Motherhood is not analagous to priesthood

I've often found that people are uncomfortable answering a question with "I don't know." Instead, when faced with a question they don't know the answer to, they try to come up with something plausible sounding. I think that's what people are doing when they posit that the reason that women don't hold the priesthood is because they get to be mothers.

This analogy breaks down on further analysis, though. Motherhood is not some grand female priesthood equivalent. The priesthood is available to all righteous male members of the church beginning at age twelve. No particular familial status or other life circumstance is required. Motherhood, on the other hand, has no connection to righteousness. There are faithful women who, either through biology or life circumstance, will never be mothers. And there are plenty of unfaithful women who will have that opportunity.

This leads to another bad rhetorical move. In realization of the fact that not all women will bear and raise children, some people posit that all women are mothers simply by virtue of being female, and that whatever women do is a manifestation of motherhood. This devalues the very real sacrifice that mothers do make. By reducing motherhood to femaleness, the hardship of gestation and child rearing is swept aside as just a fact of life.

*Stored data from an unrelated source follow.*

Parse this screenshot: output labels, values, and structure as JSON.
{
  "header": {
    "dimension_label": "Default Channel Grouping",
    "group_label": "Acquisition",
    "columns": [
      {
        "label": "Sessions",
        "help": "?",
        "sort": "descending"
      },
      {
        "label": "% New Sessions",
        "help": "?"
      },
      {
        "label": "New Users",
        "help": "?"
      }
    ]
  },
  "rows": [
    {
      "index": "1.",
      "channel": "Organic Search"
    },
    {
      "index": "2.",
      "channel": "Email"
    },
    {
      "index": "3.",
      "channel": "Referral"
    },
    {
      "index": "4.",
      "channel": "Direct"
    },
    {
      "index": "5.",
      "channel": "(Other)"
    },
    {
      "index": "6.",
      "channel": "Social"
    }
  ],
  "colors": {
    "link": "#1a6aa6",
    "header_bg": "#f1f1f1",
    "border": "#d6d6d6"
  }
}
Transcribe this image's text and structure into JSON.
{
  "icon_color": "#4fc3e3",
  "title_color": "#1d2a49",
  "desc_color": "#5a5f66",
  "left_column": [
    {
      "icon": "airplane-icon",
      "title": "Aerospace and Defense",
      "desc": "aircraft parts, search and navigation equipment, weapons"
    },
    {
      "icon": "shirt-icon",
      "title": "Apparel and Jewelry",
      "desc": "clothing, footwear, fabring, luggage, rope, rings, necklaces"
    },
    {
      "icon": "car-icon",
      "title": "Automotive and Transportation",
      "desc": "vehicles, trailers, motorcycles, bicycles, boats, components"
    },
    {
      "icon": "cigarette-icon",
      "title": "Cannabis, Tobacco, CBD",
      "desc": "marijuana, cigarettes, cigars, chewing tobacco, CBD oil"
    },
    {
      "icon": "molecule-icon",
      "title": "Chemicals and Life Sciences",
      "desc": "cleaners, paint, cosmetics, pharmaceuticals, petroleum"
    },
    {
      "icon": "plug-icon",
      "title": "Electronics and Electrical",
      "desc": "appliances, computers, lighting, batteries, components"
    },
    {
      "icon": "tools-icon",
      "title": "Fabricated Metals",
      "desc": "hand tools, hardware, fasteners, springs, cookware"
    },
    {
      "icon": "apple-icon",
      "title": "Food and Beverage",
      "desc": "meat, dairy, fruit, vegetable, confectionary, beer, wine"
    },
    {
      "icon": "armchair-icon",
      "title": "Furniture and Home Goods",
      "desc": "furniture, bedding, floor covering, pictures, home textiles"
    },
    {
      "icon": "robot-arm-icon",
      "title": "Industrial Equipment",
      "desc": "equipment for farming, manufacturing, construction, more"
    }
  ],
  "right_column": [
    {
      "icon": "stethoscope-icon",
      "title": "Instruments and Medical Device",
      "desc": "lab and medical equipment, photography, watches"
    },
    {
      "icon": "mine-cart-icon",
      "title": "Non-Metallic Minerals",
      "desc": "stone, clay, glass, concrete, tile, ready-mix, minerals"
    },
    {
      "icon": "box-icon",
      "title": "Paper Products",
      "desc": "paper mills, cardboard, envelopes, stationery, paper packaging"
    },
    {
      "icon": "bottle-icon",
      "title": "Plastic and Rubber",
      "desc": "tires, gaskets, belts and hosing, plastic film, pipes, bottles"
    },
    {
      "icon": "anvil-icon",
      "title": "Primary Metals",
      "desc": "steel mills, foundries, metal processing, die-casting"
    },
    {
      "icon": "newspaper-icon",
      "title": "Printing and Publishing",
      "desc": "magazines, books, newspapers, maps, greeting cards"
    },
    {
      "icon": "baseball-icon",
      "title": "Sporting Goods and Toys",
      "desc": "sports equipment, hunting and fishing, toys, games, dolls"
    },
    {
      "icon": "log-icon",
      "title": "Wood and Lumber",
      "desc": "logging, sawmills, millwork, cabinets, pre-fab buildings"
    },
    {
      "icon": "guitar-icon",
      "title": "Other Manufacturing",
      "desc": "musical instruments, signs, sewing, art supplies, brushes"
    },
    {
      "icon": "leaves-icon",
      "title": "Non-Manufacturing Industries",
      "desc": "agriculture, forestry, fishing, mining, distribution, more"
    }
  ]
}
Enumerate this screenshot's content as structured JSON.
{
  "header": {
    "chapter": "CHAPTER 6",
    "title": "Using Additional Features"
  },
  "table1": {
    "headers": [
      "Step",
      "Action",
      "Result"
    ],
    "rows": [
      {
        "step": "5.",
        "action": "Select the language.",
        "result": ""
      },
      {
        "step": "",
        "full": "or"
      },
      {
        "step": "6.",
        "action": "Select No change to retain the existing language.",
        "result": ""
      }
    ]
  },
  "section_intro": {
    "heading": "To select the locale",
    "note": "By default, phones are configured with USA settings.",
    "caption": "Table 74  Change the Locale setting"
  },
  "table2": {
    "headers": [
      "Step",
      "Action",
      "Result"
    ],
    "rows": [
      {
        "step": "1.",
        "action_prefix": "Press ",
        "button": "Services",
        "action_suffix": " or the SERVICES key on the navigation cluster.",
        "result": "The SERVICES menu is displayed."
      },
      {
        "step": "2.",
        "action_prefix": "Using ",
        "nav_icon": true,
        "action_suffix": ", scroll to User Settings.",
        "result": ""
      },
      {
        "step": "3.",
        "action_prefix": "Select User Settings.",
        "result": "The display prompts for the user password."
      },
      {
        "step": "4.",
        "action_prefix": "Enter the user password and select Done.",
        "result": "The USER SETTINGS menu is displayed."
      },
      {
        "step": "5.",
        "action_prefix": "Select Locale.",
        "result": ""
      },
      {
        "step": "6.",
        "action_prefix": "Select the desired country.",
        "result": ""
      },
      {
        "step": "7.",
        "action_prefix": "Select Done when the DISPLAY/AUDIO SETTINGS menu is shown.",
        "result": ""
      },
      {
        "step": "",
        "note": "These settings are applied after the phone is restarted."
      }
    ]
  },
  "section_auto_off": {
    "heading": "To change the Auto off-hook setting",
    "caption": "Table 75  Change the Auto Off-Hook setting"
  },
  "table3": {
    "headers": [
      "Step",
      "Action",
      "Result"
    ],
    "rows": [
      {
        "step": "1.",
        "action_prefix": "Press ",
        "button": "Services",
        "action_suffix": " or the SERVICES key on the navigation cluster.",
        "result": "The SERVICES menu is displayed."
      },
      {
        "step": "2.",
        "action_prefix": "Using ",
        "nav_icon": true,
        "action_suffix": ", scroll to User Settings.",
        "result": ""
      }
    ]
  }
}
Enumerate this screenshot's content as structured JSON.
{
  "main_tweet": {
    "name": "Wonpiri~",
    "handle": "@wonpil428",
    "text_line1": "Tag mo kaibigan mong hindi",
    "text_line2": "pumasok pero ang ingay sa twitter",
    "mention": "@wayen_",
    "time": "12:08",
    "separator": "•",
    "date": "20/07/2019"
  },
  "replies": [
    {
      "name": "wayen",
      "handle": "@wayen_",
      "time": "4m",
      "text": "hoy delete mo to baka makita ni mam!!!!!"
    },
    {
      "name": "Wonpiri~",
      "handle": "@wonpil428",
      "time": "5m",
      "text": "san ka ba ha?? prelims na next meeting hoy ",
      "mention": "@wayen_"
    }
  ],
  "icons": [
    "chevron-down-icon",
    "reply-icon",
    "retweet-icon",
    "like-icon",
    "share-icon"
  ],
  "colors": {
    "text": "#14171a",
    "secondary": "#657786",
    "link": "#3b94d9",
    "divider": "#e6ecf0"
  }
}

It also devalues the lives of women who aren't mothers by saying that what they're doing with their lives is somehow less-than and needs to be called "motherhood" in order to be worth anything.

Motherhood is analagous to fatherhood. Female parenting and male parenting. Priesthood is analagous to... I don't know. I await the revelation that answers that question.

Sunday, February 12, 2012

Saved by Grace

Wherefore, how great the importance to make these things known unto the inhabitants of the earth, that they may know that there is no flesh that can dwell in the presence of God, save it be through the merits, and mercy, and grace of the Holy Messiah.
2 Nephi 2:8
Last night, I attended the adult session of stake conference. The visiting general authority concluded the meeting with a sermon on grace. He said that in the church, we don't preach grace enough. I agree. I wish we heard more about grace; it's the central point of the Gospel. More than that, it is the Gospel. We can't save ourselves. Only God can do that.

When grace is mentioned at church, 2 Nephi 25:23 is the most often quoted scripture, focusing on the phrase "it is by grace we are saved after all we can do." Most often, people interpret this as chronological, i.e. once we have exhausted everything in our power, only then will grace step in and make up the difference. I think this is a misreading of that scripture that misses the majesty of the Atonement. I think there are two plausible readings of that verse that show just how expansive grace is. We truly have a merciful God.

The first interpretation is that the word "after" is being used roughly as a synonym for "despite". Meaning that even if we do everything to the best of our abilities and exhaust ourselves in attempting to attain perfection, we can't do it, and it's grace that saves us.

The second interpretation hinges on just what the phrase "all we can do" really means. Instead of being a directive to exhaust ourselves in a futile quest to work our way into heaven, it's an invitation to partake of God's mercy. All we can do is repent. All we can do is come to Christ and drop our burdens at His feet. When we do that, we are saved by grace.

God promises that "my grace is sufficient for all [people] that humble themselves before me; for if they humble themselves before me, and have faith in me, then will I make weak things become strong unto them." (Ether 12:27) That's all we can do - humble ourselves before God and have faith in Him. His grace is sufficient.